Linearly-scalable learning of smooth low-dimensional patterns with permutation-aided entropic dimension reduction
This addresses the challenge of efficiently identifying smooth patterns in high-dimensional data for applications like economic risk analysis, though it appears incremental as it builds on existing optimization and dimension reduction concepts.
The paper tackles the problem of extracting smooth low-dimensional patterns from high-dimensional data by proposing an unsupervised entropy-regularized optimization method that simultaneously finds optimal data permutations and sparse smooth patterns, achieving linear scaling in dimensionality with iteration cost O(DT^2).

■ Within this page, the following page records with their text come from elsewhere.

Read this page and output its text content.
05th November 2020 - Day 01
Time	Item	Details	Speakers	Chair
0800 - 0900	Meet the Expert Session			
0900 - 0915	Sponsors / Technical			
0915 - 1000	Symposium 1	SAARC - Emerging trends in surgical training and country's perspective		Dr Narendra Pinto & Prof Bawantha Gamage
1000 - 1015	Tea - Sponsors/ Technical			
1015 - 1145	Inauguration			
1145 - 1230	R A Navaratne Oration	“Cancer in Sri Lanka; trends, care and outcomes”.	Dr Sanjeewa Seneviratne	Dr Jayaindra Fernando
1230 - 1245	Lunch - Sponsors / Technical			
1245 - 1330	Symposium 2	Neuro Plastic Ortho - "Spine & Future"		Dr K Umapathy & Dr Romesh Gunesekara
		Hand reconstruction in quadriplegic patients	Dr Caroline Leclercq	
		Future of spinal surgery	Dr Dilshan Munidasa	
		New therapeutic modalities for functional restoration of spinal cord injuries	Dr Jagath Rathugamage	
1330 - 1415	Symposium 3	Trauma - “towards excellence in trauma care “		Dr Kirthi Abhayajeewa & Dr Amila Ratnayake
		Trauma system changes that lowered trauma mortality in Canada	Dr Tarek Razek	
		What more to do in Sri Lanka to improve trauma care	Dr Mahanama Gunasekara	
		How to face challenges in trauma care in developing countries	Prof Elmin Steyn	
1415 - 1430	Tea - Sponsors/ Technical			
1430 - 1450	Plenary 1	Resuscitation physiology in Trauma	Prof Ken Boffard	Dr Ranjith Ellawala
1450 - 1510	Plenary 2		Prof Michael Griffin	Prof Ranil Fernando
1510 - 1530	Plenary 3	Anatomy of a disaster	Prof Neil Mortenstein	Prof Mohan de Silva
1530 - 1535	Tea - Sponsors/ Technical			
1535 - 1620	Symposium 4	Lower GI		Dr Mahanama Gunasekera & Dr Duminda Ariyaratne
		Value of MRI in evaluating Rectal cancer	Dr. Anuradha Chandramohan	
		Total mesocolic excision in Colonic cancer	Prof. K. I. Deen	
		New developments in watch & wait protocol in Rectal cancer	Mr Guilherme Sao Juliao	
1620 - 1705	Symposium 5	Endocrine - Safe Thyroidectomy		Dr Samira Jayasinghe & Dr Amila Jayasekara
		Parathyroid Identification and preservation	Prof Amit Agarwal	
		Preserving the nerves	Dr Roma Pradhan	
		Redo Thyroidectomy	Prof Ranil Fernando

In many data science applications, the objective is to extract appropriately-ordered smooth low-dimensional data patterns from high-dimensional data sets. This is challenging since common sorting algorithms are primarily aiming at finding monotonic orderings in low-dimensional data, whereas typical dimension reduction and feature extraction algorithms are not primarily designed for extracting smooth low-dimensional data patterns. We show that when selecting the Euclidean smoothness as a pattern quality criterium, both of these problems (finding the optimal 'crisp' data permutation and extracting the sparse set of permuted low-dimensional smooth patterns) can be efficiently solved numerically as one unsupervised entropy-regularized iterative optimization problem. We formulate and prove the conditions for monotonicity and convergence of this linearly-scalable (in dimension) numerical procedure, with the iteration cost scaling of $\mathcal{O}(DT^2)$, where $T$ is the size of the data statistics and $D$ is a feature space dimension. The efficacy of the proposed method is demonstrated through the examination of synthetic examples as well as a real-world application involving the identification of smooth bankruptcy risk minimizing transition patterns from high-dimensional economical data. The results showcase that the statistical properties of the overall time complexity of the method exhibit linear scaling in the dimensionality $D$ within the specified confidence intervals.